Well, you had to know I'd lead off with David Sexton's article on literary weblogs for the Scotsman, but in reference to the whole "clubby" feel he talks about....ah well. Someone must not like crime fiction very much, then. I'll get over it.

The Hon. Chris Smith will chair the 2004 Booker Prize judging panel. The remaining judges will be announced at a later date. Claire Armistead meets Smith in the Guardian, wondering if he's well up to the challenge.

Meanwhile, Scottish poet Don Paterson--already nominated for the Whitbread--has taken home the T.S. Eliot prize for a cool 15,000 pounds.

And more awards, this time the National Book Critics Circle. Studs Terkel, Chicago personality and still kicking at the ripe old age of 91, will get a lifetime achievement award. The fiction nominees are Edward P. Jones, Tobias Wolff, Caryl Phillips, Richard Powers, and Monica Ali.

Duncan Murrell talks about lowered expectations for writers: is it better to aim for the top, i.e. the Big Five of American Publishing? Or to set sets more realistically on small presses and such? To a certain extent, he's absolutely right--it is all about status. A big publisher can, in theory, do more for the author and pay more than a small press can. But will they pay the same kind of attention? That's where the problem lies. And small publishers don't, in my mind, heinously stab authors in the back in the same way the big boys can. They can be downright vicious. (link seen first on Maud.)

Peter Carey, speaking in an interview with the National Post, doesn't want to be pigeonholed as a particular type of writer writing about the mythology of his native Australia:

"It's like looking at a bunch of dots and then saying, 'Oh, look, these three things make a pattern.' But you can only do it by ignoring a whole bunch of other things," says the author.

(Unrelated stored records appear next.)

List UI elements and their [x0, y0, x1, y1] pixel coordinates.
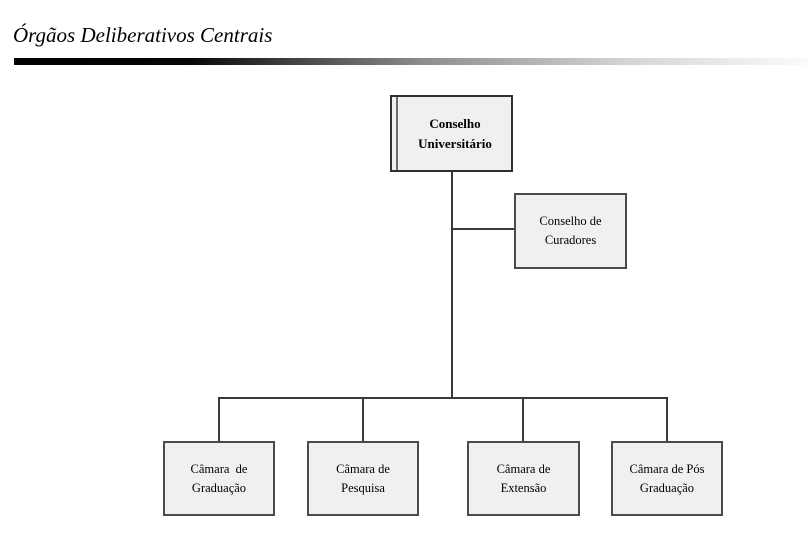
node-label-conselho-de-curadores: Conselho de Curadores	[539, 214, 605, 247]
title-underline-rule	[14, 58, 808, 65]
node-camara-de-graduacao: Câmara de Graduação	[163, 441, 275, 516]
connector-drop-extensao	[522, 398, 524, 441]
node-conselho-universitario: Conselho Universitário	[390, 95, 513, 172]
node-label-conselho-universitario: Conselho Universitário	[418, 115, 492, 151]
node-camara-de-pesquisa: Câmara de Pesquisa	[307, 441, 419, 516]
node-label-camara-de-extensao: Câmara de Extensão	[496, 461, 554, 495]
connector-children-bar	[218, 397, 668, 399]
connector-drop-pos-graduacao	[666, 398, 668, 441]
node-conselho-de-curadores: Conselho de Curadores	[514, 193, 627, 269]
connector-trunk	[451, 172, 453, 398]
page-title: Órgãos Deliberativos Centrais	[13, 23, 273, 47]
connector-drop-graduacao	[218, 398, 220, 441]
connector-curadores-branch	[452, 228, 514, 230]
node-label-camara-de-pos-graduacao: Câmara de Pós Graduação	[629, 461, 708, 495]
node-camara-de-pos-graduacao: Câmara de Pós Graduação	[611, 441, 723, 516]
node-label-camara-de-pesquisa: Câmara de Pesquisa	[336, 461, 394, 495]
node-camara-de-extensao: Câmara de Extensão	[467, 441, 580, 516]
root-box-accent-line	[396, 97, 398, 170]
node-label-camara-de-graduacao: Câmara de Graduação	[190, 461, 251, 495]
connector-drop-pesquisa	[362, 398, 364, 441]
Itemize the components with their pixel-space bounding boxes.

Indeed, casting Carey as a historical writer ignores the science-fiction of the Unusual Life of Tristan Smith or The Tax Collector, a story set in contemporary Sydney.

"Everyone's looking for a pattern in my books except for me," continues the author. "I'm not looking for a pattern, I'm just looking for an idea for the next book."

Well, people are always looking for some sort of angle--even if it's nowhere to be found.

And finally, the Poe Toaster has struck again--keeping alive a streak uninterrupted for the past 56 years, when a fateful anonymous soul has left french cognac and three roses at the grave of Edgar Allan Poe in his adopted hometown of Baltimore.